Stadtwerke Emmerich erhöhen Preise für Strom und das Embricana

Energiekosten : Strom und Embricana werden teurer

Stadtwerke Emmerich erhöhen die Preise im kommenden Jahr. Der Gaspreis bleibt hingegen konstant.

Im nächstem Jahr müssen die Kunden der Emmericher Stadtwerke für ihre Stromrechnung tiefer in die Tasche greifen. „Wir kommen um eine Erhöhung nicht mehr umhin“, sagte Stadtwerke-Chef Udo Jessner am Dienstag. Der Preis für die Kilowattstunde ab Februar 2020 wird um 2,4 Cent angehoben – von 25,5 auf 27,9 Cent. Grund für die Erhöhung seien neben den gestiegenen Bezugspreisen vor allem die verteuerten Kosten für Netzentgelte sowie höhere Steuern. „Sie machen allein 78 Prozent der Verteuerung aus“, so Vertriebsleiter Ingo Sigmund.

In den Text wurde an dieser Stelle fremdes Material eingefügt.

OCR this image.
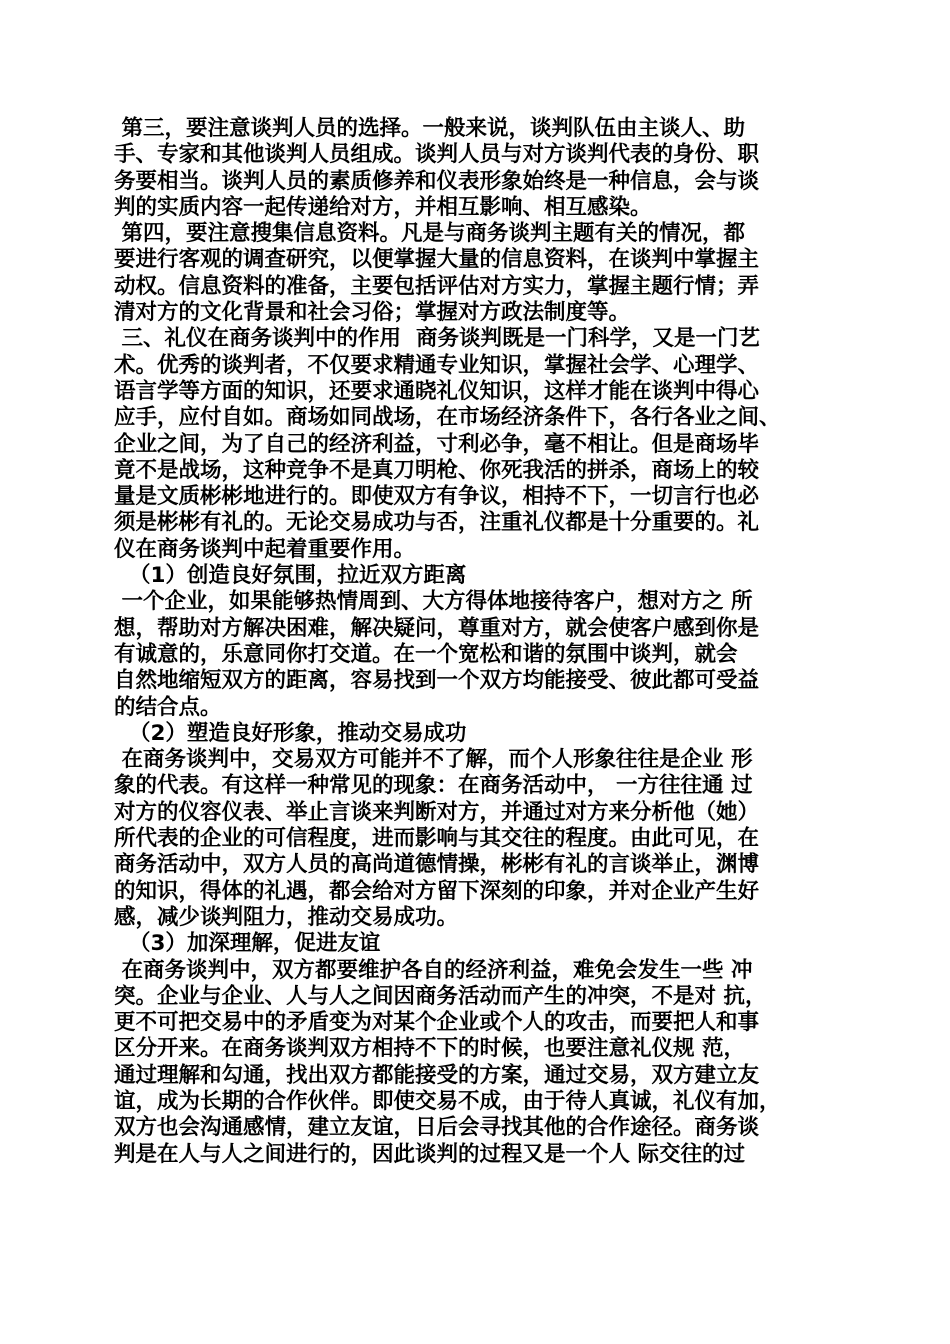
第三，要注意谈判人员的选择。一般来说，谈判队伍由主谈人、助
手、专家和其他谈判人员组成。谈判人员与对方谈判代表的身份、职
务要相当。谈判人员的素质修养和仪表形象始终是一种信息，会与谈
判的实质内容一起传递给对方，并相互影响、相互感染。
第四，要注意搜集信息资料。凡是与商务谈判主题有关的情况，都
要进行客观的调查研究，以便掌握大量的信息资料，在谈判中掌握主
动权。信息资料的准备，主要包括评估对方实力，掌握主题行情；弄
清对方的文化背景和社会习俗；掌握对方政法制度等。
三、礼仪在商务谈判中的作用  商务谈判既是一门科学，又是一门艺
术。优秀的谈判者，不仅要求精通专业知识，掌握社会学、心理学、
语言学等方面的知识，还要求通晓礼仪知识，这样才能在谈判中得心
应手，应付自如。商场如同战场，在市场经济条件下，各行各业之间、
企业之间，为了自己的经济利益，寸利必争，毫不相让。但是商场毕
竟不是战场，这种竞争不是真刀明枪、你死我活的拼杀，商场上的较
量是文质彬彬地进行的。即使双方有争议，相持不下，一切言行也必
须是彬彬有礼的。无论交易成功与否，注重礼仪都是十分重要的。礼
仪在商务谈判中起着重要作用。
（1）创造良好氛围，拉近双方距离
一个企业，如果能够热情周到、大方得体地接待客户，想对方之 所
想，帮助对方解决困难，解决疑问，尊重对方，就会使客户感到你是
有诚意的，乐意同你打交道。在一个宽松和谐的氛围中谈判，就会
自然地缩短双方的距离，容易找到一个双方均能接受、彼此都可受益
的结合点。
（2）塑造良好形象，推动交易成功
在商务谈判中，交易双方可能并不了解，而个人形象往往是企业 形
象的代表。有这样一种常见的现象：在商务活动中， 一方往往通 过
对方的仪容仪表、举止言谈来判断对方，并通过对方来分析他（她）
所代表的企业的可信程度，进而影响与其交往的程度。由此可见，在
商务活动中，双方人员的高尚道德情操，彬彬有礼的言谈举止，渊博
的知识，得体的礼遇，都会给对方留下深刻的印象，并对企业产生好
感，减少谈判阻力，推动交易成功。
（3）加深理解，促进友谊
在商务谈判中，双方都要维护各自的经济利益，难免会发生一些 冲
突。企业与企业、人与人之间因商务活动而产生的冲突，不是对 抗，
更不可把交易中的矛盾变为对某个企业或个人的攻击，而要把人和事
区分开来。在商务谈判双方相持不下的时候，也要注意礼仪规 范，
通过理解和勾通，找出双方都能接受的方案，通过交易，双方建立友
谊，成为长期的合作伙伴。即使交易不成，由于待人真诚，礼仪有加，
双方也会沟通感情，建立友谊，日后会寻找其他的合作途径。商务谈
判是在人与人之间进行的，因此谈判的过程又是一个人 际交往的过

Im Vergleich der Stadtwerke in der Region stehen die Emmericher allerdings immer noch gut da. Nur in Kleve ist der Strom billiger, im Jahresdurchschnittsverbrauch etwa um 18 Euro. Deutlich teurer ist es dafür in Goch und Rhede, wo ein durchschnittlicher Haushalt um die 200 Euro mehr pro Jahr für den Strom bezahlen muss.

Während die Gaspreise stabil bleiben, wird’s für die Besucher des Freizeitbads Embricana ebenfalls etwas teurer. Zwischen 20 Cent und 1,60 Euro werden die Preise in den einzelnen Kategorien angehoben. Die Tageskarte für Erwachsene wird um 50 Cent teurer, die für Kinder um 20 Cent. Unangetastet bleiben die Preise fürs Frühschwimmen für Kinder, für die Happy Hour, Das Senioren-Schwimmen und die Familienkarte am Samstag.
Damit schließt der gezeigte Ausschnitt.